A balanced budget


BY PRESENTING a balanced budget for the next financial year, PTI Government has lived up to its promise of providing relief to different segments of the society, ensure accelerated growth and increase job opportunities through a combination of measures.

The budget unfolded by Finance Minister Shaukat Tarin having a total outlay of 8,487 billion rupees, is, no doubt, people and business friendly as well as growth oriented.

The Government had its own limitations due to fiscal challenges but it is also a fact that a party that came into power with votes from the people cannot ignore their difficulties and aspirations.

The masses, who were under great pressure due to sky-rocketing prices of almost all items and services were legitimately expecting a relief and the Government has not disappointed them.

Though the quantum of relief provided to the salaried class and pensioners (10 percent raise) is not enough but it would, to some extent, mitigate their sufferings.

It is hoped that they would be properly compensated commensurate with inflationary trends after the Government receives final report of the Pay and Pension Committee.

The proposal to increase the minimum wage to twenty thousand rupees would also go a long way help ease the inflationary pressures on the low income groups.

Incentives have also been announced for various sectors of the economy including agriculture for which a transformational plan has been devised to increase productivity.

Under this plan, support will be provided from water to seeds, fertilizer, agri-credit, tractors and machinery, commodity warehousing, cold storage and food processing industry.

The budget envisages proposals for investment in establishment of Special Economic Zones, supporting new exports in IT sector and agro-based industries to increase exports.

It also seeks to make CPEC a platform where industries will be relocated providing employment opportunities and bolster our exports.

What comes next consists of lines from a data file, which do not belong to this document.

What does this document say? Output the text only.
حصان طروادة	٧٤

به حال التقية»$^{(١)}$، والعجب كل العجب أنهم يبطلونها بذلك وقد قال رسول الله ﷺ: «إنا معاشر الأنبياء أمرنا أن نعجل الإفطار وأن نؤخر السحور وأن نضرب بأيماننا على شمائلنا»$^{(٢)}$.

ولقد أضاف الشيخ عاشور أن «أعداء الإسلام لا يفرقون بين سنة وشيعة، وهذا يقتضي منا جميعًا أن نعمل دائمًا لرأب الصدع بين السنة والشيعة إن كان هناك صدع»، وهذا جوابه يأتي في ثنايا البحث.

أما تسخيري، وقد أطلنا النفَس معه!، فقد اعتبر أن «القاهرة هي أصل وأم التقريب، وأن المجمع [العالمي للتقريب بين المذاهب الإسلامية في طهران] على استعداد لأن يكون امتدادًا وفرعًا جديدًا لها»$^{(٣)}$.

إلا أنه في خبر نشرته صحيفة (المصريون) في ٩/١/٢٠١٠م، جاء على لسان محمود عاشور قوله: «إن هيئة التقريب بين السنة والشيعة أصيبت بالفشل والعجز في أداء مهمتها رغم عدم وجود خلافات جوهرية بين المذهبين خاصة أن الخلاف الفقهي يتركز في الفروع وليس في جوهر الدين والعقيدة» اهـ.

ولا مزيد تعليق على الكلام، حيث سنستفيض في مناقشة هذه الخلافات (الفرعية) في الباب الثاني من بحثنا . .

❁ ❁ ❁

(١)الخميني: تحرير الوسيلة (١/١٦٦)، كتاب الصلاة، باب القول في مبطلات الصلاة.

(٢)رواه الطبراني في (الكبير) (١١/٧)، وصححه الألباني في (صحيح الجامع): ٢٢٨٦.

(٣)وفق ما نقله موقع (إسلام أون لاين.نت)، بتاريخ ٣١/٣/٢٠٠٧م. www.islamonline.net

It is also encouraging that Prime Minister Imran Khan wants to change the course of the history by uplifting four to six million low income households through bottom-up approach from next year.

Every household will be provided 500,000 rupees interest free business loans and every farming household will be given 250,000 rupees interest free farming loan and 200,000 rupees for tractors and machineries.

These families will be provided with low interest housing loans up to two million rupees so that they can build their houses besides provision of a Sehat Card and free technical training.

This means a comprehensive package to the low-income group people; slogan of which was raised by many leaders in the past but nothing was delivered.

Keeping in view the incentives that the Government has offered for agriculture, housing and industry, it is highly likely that the GDP growth rate of 4.8 percent for the next financial year would easily be achieved especially when the federal developmental allocations have also been increased by 40 percent to 900 billion rupees.

The country cannot grow and prosper until and unless there is substantial increase in revenue collection and every citizen pays his or her taxes honestly.

Towards fulfilment of this objective, FBR revenues are projected to grow by 24 percent from 4691 billion rupees to 5829 billion rupees while non-tax revenues are projected to grow by 22 percent.

The new budget also envisages a number of tax incentives and exemptions for various sectors to promote business activities and provide relief to the general public.

The Government has announced to exempt cars upto 850 cc capacity from levy of federal excise duty and reduce sales tax rate from existing 17 to 12.5 but it should be ensured that the substantial relief given is passed on to the customers.

Incentives for IT sectors are in line with demands of the professionals and it would surely give boost to IT exports.

It is hoped that the budgetary proposals would be made more relevant to the aspirations and demands of the people in the light of the debate to be held in the parliament.